Being bullied is not new to me. I have been overweight most of my life and have heard my fair share of chubby and fat remarks. I thought when I went to college that the maturity level would rise, and the amount of bullying would fall. My couple years here have proven me wrong.

The fact that I can vividly remember at least five events of a student saying something about my weight is appalling. Being in college, the term “bullying” seems inappropriate and juvenile. This is no longer a kid in 7th grade being made fun of because he or she can’t fit in Abercrombie, or a student in gym class being called a “fat hamburger” when running. What happens on our campus is a lack of consideration.

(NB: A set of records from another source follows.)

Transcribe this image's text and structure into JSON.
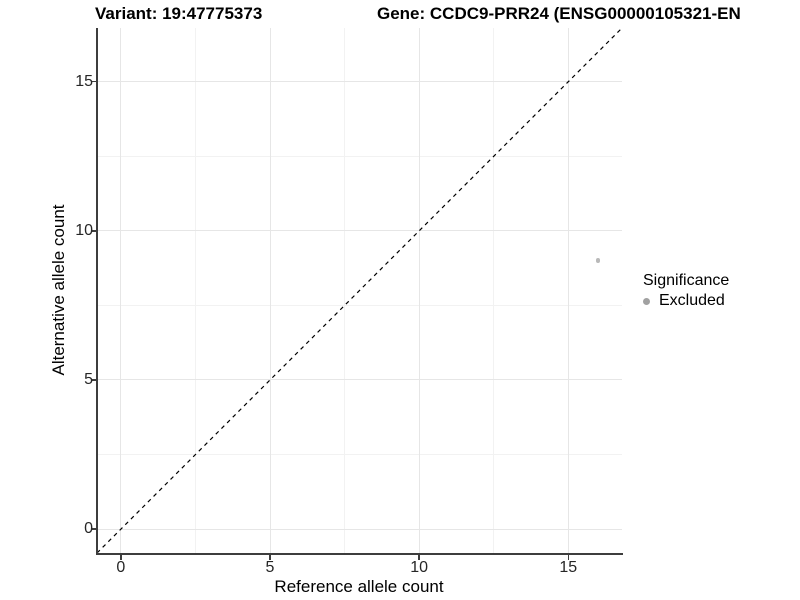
{
  "titles": {
    "variant": "Variant: 19:47775373",
    "gene": "Gene: CCDC9-PRR24 (ENSG00000105321-EN"
  },
  "chart_data": {
    "type": "scatter",
    "xlabel": "Reference allele count",
    "ylabel": "Alternative allele count",
    "xlim": [
      -0.8,
      16.8
    ],
    "ylim": [
      -0.8,
      16.8
    ],
    "x_ticks": [
      0,
      5,
      10,
      15
    ],
    "y_ticks": [
      0,
      5,
      10,
      15
    ],
    "minor_ticks": [
      2.5,
      7.5,
      12.5
    ],
    "grid": "major and minor gridlines on white background",
    "reference_line": {
      "type": "identity y=x",
      "style": "dashed",
      "color": "#000000"
    },
    "series": [
      {
        "name": "Excluded",
        "color": "#b9b9b9",
        "points": [
          [
            16,
            9
          ]
        ]
      }
    ],
    "legend": {
      "title": "Significance",
      "position": "right",
      "items": [
        {
          "label": "Excluded",
          "color": "#a1a1a1"
        }
      ]
    }
  },
  "colors": {
    "grid_major": "#e6e6e6",
    "grid_minor": "#f2f2f2",
    "axis_line": "#3d3d3d",
    "tick_text": "#262626",
    "accent_point": "#b9b9b9"
  }
}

I decided to finally write about this after an incident at a bar uptown a few weeks ago. It was a Friday night and I was out with my parents and my friends. We went downstairs at the bar because we did not like the music upstairs. To our disappointment, the downstairs was closed, but some off-duty employees were down there. My friends and I went over to the bar and the employees were doing shots. We asked if we could have one, they said yes. After we did a shot all together, my friends went back upstairs. I, however, did not see them leave, and out of nowhere remarks about me and my body started coming. The four guys stood there, blocking the door to go back upstairs, calling me a number of things from “chubby bunny” to profanity. Shocked, I walked the other way and went into a stairway that doubled as a maintenance closet. I had two choices: I could walk out the back door and ignore them, or stand up, fight back and risk getting kicked out. After 10 minutes of listening to their rude, idiotic and inconsiderate banter, I chose the latter. All it took was for me to say that I was going to speak to the manager for them to stop. Obviously infuriated, I went back upstairs and explained to my roommate what happened. She approached the guys and one’s response to her was, “Yeah, I said it. You are fat too.” After pouring his beer on her, we were nicely asked by the door guy to not come back.

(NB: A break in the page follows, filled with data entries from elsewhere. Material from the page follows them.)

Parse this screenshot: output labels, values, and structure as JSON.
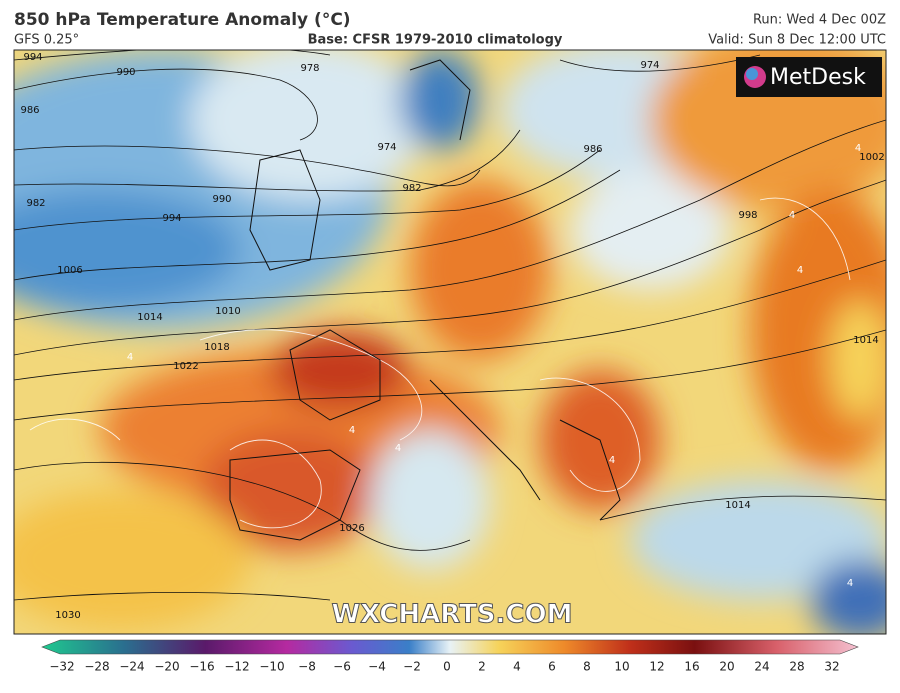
{
  "header": {
    "title": "850 hPa Temperature Anomaly (°C)",
    "model": "GFS 0.25°",
    "base": "Base: CFSR 1979-2010 climatology",
    "run": "Run: Wed 4 Dec 00Z",
    "valid": "Valid: Sun 8 Dec 12:00 UTC"
  },
  "logo": "MetDesk",
  "watermark": "WXCHARTS.COM",
  "isobar_labels": [
    "994",
    "990",
    "978",
    "986",
    "974",
    "982",
    "982",
    "990",
    "994",
    "1006",
    "1014",
    "1010",
    "1018",
    "1022",
    "1026",
    "1030",
    "998",
    "1002",
    "1014",
    "1014",
    "974",
    "986"
  ],
  "anomaly_labels": [
    "4",
    "4",
    "4",
    "4",
    "4",
    "4",
    "4",
    "4"
  ],
  "colorbar": {
    "ticks": [
      "−32",
      "−28",
      "−24",
      "−20",
      "−16",
      "−12",
      "−10",
      "−8",
      "−6",
      "−4",
      "−2",
      "0",
      "2",
      "4",
      "6",
      "8",
      "10",
      "12",
      "16",
      "20",
      "24",
      "28",
      "32"
    ]
  }
}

I’m sorry. You are asking me to not come back to a place that treats me like this? A place where employees can call patrons “bitches” and pour beer on them with no consequence? You are actually telling me I am unwelcome there?

Why am I the one who has to take the blame? If I am ever rude, call me rude. If I am simply out on a Friday, don’t call me fat for no reason. I’m sorry, but you have lost my friends’ and my business. I can find a Mega Mug elsewhere.

Addie Von Den Benken is a senior studying journalism at Ohio University.